In this study, the effects of pore to throat size ratio on thermal dispersion of periodic porous media consisting of inline array of rectangular rods are investigated, numerically. The continuity, momentum and energy equations are solved for representative elementary volumes (REVs) of the porous media to obtain microscopic velocities in the voids between the rods and temperature distribution for entire of the REVs. Volume averaging method is employed to compute the macroscopic velocity and temperature values. There are velocity and temperature deviations between the macroscopic and microscopic values. These deviations are computed numerically and thermal dispersion coefficients of the porous media are determined.

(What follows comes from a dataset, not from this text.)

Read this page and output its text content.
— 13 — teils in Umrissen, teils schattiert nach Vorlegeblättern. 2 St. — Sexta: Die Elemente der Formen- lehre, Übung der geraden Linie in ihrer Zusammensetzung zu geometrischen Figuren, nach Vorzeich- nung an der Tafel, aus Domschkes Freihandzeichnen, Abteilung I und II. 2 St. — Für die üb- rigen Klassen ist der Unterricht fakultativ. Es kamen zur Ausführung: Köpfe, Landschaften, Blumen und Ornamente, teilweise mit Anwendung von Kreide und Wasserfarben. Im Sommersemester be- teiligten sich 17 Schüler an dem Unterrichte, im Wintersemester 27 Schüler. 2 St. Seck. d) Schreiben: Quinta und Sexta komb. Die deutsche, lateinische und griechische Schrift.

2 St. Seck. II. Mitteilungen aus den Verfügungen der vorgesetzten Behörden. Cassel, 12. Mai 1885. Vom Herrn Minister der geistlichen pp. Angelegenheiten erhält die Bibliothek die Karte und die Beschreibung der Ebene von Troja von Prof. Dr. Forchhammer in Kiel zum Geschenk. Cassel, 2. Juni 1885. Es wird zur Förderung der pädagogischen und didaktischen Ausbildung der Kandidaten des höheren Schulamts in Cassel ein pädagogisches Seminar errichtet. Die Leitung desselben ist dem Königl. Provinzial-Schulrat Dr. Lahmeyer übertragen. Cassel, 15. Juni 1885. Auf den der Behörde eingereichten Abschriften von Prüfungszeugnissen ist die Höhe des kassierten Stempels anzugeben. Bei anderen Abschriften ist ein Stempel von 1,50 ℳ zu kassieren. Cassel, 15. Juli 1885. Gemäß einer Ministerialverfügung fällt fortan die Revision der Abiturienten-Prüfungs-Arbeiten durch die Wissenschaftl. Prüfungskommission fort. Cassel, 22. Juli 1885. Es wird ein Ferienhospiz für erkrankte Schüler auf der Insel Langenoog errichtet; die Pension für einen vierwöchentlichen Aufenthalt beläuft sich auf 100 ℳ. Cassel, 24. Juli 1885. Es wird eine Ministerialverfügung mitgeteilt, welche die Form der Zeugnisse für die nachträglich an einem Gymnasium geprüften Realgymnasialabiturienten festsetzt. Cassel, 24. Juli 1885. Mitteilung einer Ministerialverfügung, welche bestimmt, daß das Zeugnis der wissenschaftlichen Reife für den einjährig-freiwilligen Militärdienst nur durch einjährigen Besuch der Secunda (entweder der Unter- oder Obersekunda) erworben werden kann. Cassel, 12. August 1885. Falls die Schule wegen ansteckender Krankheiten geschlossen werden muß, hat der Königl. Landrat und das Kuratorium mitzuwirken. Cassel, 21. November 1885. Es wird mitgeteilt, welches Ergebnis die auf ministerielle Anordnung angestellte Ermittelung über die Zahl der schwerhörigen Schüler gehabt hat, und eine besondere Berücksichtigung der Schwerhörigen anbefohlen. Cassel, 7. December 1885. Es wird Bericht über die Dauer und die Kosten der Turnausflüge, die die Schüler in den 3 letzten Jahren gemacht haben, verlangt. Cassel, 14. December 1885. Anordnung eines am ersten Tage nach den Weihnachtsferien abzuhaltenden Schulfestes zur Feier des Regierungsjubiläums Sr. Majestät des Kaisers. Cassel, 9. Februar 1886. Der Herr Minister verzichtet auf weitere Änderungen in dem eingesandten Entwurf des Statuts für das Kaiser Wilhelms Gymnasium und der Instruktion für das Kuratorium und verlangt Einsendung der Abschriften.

The aim of this study is to analyze the effects of pore to throat size ratio on the longitudinal and transverse thermal dispersion in the porous media. The study is performed for pore to throat size ratios between 1.63 and 7.46, porosities from 0.7 to 0.9, and pore level Reynolds numbers between 1 and 100. It is found that in addition to the porosity and Reynolds number, the parameter of pore to throat size ratio plays an important role on thermal dispersion in a porous medium. It is found that there is an optimum value of pore to throat size ratio for maximum longitudinal thermal dispersion coefficient; however, the transverse thermal dispersion increases with the increasing of values of pore to throat size ratio.